Anche il culto di Guerre Stellari vive il dramma del cambio generazionale

    Roma. Qualche anno fa Cass Sunstein, l'accademico più citato del mondo, noto anche per la sua capacità di scrivere un libro in mezza giornata – ora più, ora meno – ha partorito un volume in cui spiegava il mondo attraverso Guerre Stellari. Dalla teoria dell'evoluzione alla primavera araba e all'omicidio Kennedy, tutto analizzato e classificato in termini di forza e guerrieri Jedi, di Obi-Wan Kenobi e Han Solo. A parte la concessione al genere saggistico “il mondo spiegato con”, di comprovato successo commerciale se l'autore ha le credenziali giuste, Sunstein era convinto dell'assoluta unicità di Guerre Stellari come fenomeno di massa, un'epica destinata a sopravvivere nella tempesta di meteore dello storytelling fantascientifico. Guerre Stellari resiste al cambiare delle mode, diceva, perché “è bipartisan e arci-americano” e “unisce le persone”. E' una categoria universale e perciò nasce già consegnata all'immortalità. L'idea che la saga unisce fazioni, scioglie conflitti e salda generazioni lo ha portato fino a spiegare anche l'avvento di Martin Luther King secondo la stessa logica fantascientifica: “Era un ribelle, certamente uno Skywalker, con un pizzico di Han e più di un pizzico di Obi-Wan. Ha perseguito il cambiamento radicale, ma conosceva bene il potere del legame intergenerazionale”.

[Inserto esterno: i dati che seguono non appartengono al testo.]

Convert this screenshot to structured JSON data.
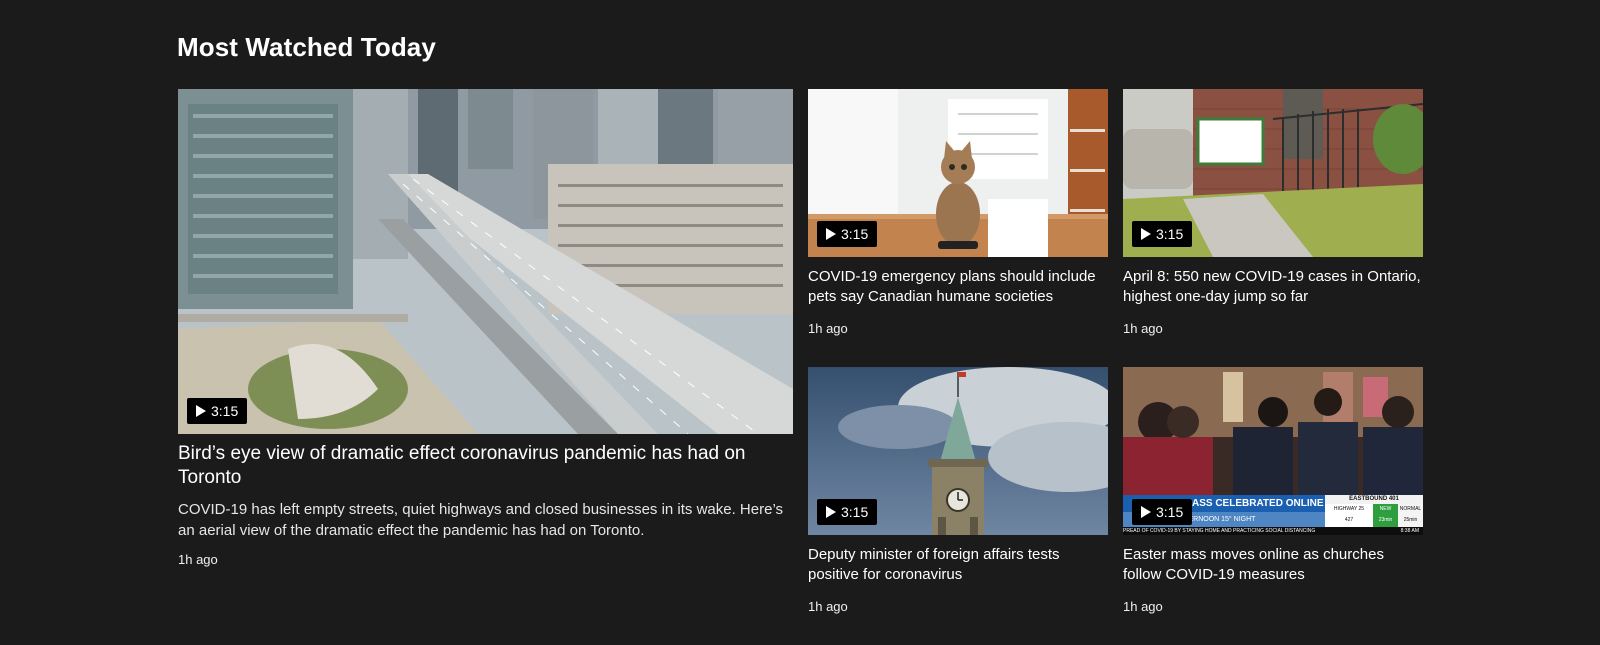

    Ecco, proprio nel legame intergenerazionale starwarsiano qualcosa si è inceppato. L'eccezionalismo della saga, che prometteva di trasmettersi senza intoppi da qui alla fine dei tempi, sta vivendo una fase di inaridimento. Che è un altro modo per dire che i ragazzini irrorati di Marvel e Fortnite se ne sbattono di Luke e Darth Vader, fermo restando la riverenza dovuta al culto dei padri e dei nonni. Crayton Harrison lo ha spiegato con sapienza numerica anglosassone in un rigorosa analisi su Bloomberg, innescata dai pessimi risultati di pubblico nel nuovo parco tematico all'interno di Disneyland Park, in California. I vertici della Disney erano talmente certi del successo dell'operazione che hanno ideato un complicato sistema di prenotazioni online per evitare gli ingorghi, le risse, le scene di panico collettivo. La calca non c'è stata, e il sistema di prenotazioni è rimasto inutilizzato. Cercando forse di buttarla sul ridere, il ceo di Disney, Bob Iger, ha provato con il genere paradossale: la gente non si è presentata perché tutti temevano che fosse troppo affollato. Come dire: così tanti viaggiatori hanno scelto la partenza intelligente, che alla fine è diventata una partenza stupida.

    Sotto le giustificazioni di Iger c'è un pattern di disaffezione generazionale verso Guerre Stellari. Il primo episodio dell'ultima trilogia, uscito nel 2015, è andato bene, ma il secondo non ha retto l'urto del botteghino e lo spinoff su Han Solo è stato un fallimento. “The Rise of Skywalker”, in uscita a dicembre, arriva sotto auspici negativi, ulteriormente peggiorati da un trend declinante di vendita dei giocattoli tematici, che sono parte del core business. Quando Disney ha comprato la Lucasfilm, nel 2012 (prezzo: 4 miliardi e rotti di dollari), la strategia era quella di massimizzare la monetizzazione di una complicata rete di prodotti cinematografici da espandere e potenziare, e del resto la storia aveva consegnato ai produttori almeno un paio di generazioni di devoti della saga, con tanto di sottoculture e fascinazioni ossessive ritagliate attorno agli ultimi tra i personaggi minori. Lo spazio di mercato sembrava come la lotta al lato oscuro della forza, una faccenda eterna e mai davvero chiusa, in grado di illuminare anche i nipoti dei testimoni degli esordi di George Lucas, fatto certificato perfino da Sunstein. Nemmeno il “nudge”, la spintarella paternalista dell'inventore del genere, ha placato i sintomi dell'affaticamento da eccesso di Guerre Stellari, ché il travaso di un culto fra le generazioni non è faccenda che si può orientare nemmeno con la più oculata delle strategie di investimento.